Kecenderungan ini bisa berbahaya kalau dibiarkan. Kita jadi susah menerima kritik, malas mendengarkan pendapat orang lain, dan cepat menolak sesuatu yang terasa asing. Bukan karena kita jahat atau keras kepala, tapi karena otak memang bekerja begitu—lebih nyaman di zona aman yang sudah dikenal, walau belum tentu benar.
Di sinilah pentingnya punya sikap rendah hati dalam berpikir. Mengakui bahwa kita bisa salah bukan berarti kita lemah, tapi justru menunjukkan kedewasaan. Karena yang benar-benar kuat bukan yang paling keras suara atau pendapatnya, tapi yang mau terus belajar dan memperbaiki diri.
Rendah hati bukan soal merendahkan diri, tapi tentang sadar bahwa pengetahuan kita selalu terbatas. Dunia ini terlalu luas, kompleks, dan cepat berubah. Apa yang kita yakini hari ini bisa jadi berubah setelah membaca satu buku, mengalami satu peristiwa, atau mendengar satu cerita dari orang lain. Maka wajar kalau kita ragu, wajar kalau kita pelan-pelan merevisi cara pandang.
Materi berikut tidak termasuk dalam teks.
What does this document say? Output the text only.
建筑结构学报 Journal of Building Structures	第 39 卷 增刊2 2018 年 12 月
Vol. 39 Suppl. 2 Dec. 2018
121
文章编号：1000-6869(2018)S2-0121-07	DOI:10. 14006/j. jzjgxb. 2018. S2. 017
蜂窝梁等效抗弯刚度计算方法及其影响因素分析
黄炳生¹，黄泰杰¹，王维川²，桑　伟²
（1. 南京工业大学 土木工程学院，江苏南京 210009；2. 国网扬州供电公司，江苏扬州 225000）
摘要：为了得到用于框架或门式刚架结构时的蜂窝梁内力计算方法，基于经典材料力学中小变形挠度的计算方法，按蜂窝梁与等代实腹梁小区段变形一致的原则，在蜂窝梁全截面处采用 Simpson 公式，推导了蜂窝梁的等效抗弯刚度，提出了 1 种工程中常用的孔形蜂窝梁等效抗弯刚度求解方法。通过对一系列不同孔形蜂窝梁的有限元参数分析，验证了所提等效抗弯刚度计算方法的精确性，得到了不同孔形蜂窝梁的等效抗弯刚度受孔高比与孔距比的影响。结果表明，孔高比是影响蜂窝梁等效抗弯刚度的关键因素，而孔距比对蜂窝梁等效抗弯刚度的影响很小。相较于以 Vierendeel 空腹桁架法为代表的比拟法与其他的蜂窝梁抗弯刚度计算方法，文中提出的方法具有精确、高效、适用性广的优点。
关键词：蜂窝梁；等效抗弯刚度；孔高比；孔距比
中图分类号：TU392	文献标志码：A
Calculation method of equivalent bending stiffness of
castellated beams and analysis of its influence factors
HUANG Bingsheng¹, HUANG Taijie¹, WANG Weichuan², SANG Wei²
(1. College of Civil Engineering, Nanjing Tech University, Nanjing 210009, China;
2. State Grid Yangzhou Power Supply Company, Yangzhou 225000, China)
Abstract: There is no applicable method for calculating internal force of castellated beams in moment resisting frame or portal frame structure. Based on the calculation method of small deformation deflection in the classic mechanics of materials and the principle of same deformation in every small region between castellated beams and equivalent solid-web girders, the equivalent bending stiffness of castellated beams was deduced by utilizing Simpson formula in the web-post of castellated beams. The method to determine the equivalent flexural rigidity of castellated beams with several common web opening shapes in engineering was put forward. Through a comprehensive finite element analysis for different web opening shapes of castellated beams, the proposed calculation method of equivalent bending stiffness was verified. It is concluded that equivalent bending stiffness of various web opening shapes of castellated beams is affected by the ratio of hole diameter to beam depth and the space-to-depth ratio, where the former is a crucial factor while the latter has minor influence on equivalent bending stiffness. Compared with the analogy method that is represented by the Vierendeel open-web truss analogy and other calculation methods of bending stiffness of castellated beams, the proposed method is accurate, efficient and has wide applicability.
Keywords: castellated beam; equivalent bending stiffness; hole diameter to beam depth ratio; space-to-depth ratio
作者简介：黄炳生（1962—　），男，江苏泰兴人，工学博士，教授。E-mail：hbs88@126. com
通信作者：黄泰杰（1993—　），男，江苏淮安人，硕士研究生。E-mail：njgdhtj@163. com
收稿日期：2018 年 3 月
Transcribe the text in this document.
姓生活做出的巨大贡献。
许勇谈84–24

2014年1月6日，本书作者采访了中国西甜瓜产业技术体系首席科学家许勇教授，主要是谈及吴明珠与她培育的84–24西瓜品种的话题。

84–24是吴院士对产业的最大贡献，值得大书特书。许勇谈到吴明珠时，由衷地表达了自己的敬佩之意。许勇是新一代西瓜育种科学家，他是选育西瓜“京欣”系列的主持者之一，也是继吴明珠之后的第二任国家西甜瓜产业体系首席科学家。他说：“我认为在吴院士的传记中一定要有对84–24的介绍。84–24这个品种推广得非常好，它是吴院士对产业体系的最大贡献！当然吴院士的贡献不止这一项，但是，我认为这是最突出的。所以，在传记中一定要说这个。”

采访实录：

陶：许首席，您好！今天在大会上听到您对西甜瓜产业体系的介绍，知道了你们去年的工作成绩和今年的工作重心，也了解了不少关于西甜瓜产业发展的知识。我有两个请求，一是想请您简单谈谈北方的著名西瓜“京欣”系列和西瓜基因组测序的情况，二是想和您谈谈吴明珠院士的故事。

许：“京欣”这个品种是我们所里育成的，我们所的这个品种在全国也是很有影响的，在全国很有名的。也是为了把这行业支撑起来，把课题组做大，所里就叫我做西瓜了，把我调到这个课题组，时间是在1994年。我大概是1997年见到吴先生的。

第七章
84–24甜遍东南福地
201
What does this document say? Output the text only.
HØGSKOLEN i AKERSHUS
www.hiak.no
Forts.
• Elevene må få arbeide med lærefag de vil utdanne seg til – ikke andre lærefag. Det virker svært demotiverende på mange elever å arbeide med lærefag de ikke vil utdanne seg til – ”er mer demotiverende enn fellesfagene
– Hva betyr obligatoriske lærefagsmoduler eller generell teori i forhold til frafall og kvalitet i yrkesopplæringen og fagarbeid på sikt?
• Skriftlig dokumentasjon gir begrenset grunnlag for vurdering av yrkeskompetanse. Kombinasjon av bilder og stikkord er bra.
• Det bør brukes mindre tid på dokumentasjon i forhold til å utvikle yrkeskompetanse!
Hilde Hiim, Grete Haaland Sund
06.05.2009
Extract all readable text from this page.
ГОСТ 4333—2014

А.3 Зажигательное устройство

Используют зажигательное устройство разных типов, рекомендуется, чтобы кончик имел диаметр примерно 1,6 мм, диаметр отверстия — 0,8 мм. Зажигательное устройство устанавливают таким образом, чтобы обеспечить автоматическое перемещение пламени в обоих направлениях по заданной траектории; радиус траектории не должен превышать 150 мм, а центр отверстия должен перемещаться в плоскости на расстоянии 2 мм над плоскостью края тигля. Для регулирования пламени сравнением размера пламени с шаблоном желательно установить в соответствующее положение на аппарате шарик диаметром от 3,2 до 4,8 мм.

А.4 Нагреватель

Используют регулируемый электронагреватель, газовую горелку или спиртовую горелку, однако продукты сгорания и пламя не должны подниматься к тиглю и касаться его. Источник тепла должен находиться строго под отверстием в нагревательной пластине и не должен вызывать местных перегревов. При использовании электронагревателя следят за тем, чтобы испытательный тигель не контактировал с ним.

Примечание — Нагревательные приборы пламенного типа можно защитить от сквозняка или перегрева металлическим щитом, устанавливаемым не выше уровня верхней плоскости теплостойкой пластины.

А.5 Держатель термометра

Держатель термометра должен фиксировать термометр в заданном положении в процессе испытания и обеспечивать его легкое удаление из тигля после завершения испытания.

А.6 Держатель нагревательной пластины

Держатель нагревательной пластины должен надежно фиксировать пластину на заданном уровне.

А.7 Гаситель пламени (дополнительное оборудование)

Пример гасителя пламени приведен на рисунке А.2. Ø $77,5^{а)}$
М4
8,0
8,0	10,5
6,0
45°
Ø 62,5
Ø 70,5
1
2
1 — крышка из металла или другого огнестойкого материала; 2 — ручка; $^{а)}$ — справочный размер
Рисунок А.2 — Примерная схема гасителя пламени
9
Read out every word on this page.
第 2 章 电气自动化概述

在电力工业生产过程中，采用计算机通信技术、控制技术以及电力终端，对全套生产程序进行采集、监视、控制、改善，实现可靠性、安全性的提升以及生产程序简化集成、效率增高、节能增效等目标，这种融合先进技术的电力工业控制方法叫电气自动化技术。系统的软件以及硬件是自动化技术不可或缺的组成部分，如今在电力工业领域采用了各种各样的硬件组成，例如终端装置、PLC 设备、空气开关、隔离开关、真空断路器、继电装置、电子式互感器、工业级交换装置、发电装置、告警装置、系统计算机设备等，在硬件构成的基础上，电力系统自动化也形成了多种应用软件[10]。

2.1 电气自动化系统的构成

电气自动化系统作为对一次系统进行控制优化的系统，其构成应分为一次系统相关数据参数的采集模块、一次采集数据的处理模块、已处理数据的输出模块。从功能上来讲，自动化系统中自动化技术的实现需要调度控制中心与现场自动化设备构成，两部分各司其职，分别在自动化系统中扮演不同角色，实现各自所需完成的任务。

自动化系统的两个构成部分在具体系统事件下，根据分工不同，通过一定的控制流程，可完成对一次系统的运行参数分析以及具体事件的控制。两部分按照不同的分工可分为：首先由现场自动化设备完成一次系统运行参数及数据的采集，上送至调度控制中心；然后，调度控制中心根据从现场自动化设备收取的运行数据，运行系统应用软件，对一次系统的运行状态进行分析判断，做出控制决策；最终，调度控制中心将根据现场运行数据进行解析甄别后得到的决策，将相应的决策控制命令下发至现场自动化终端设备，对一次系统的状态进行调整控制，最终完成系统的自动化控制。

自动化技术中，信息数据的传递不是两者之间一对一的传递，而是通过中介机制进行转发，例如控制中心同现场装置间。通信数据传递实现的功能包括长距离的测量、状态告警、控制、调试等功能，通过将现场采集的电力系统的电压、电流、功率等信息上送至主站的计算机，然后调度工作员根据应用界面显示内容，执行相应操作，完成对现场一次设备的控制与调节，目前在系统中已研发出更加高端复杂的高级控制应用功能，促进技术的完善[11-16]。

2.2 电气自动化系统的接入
Justru itu tanda kita masih hidup, tumbuh, dan terbuka.
Ada saatnya untuk diam sejenak, nanya ke diri sendiri: “Bisa jadi aku salah nggak, ya?” atau “Ada kemungkinan informasi yang aku tahu masih belum lengkap?” Pertanyaan-pertanyaan seperti ini bukan bikin kita lemah, justru membentengi kita dari kesombongan intelektual yang diam-diam berbahaya.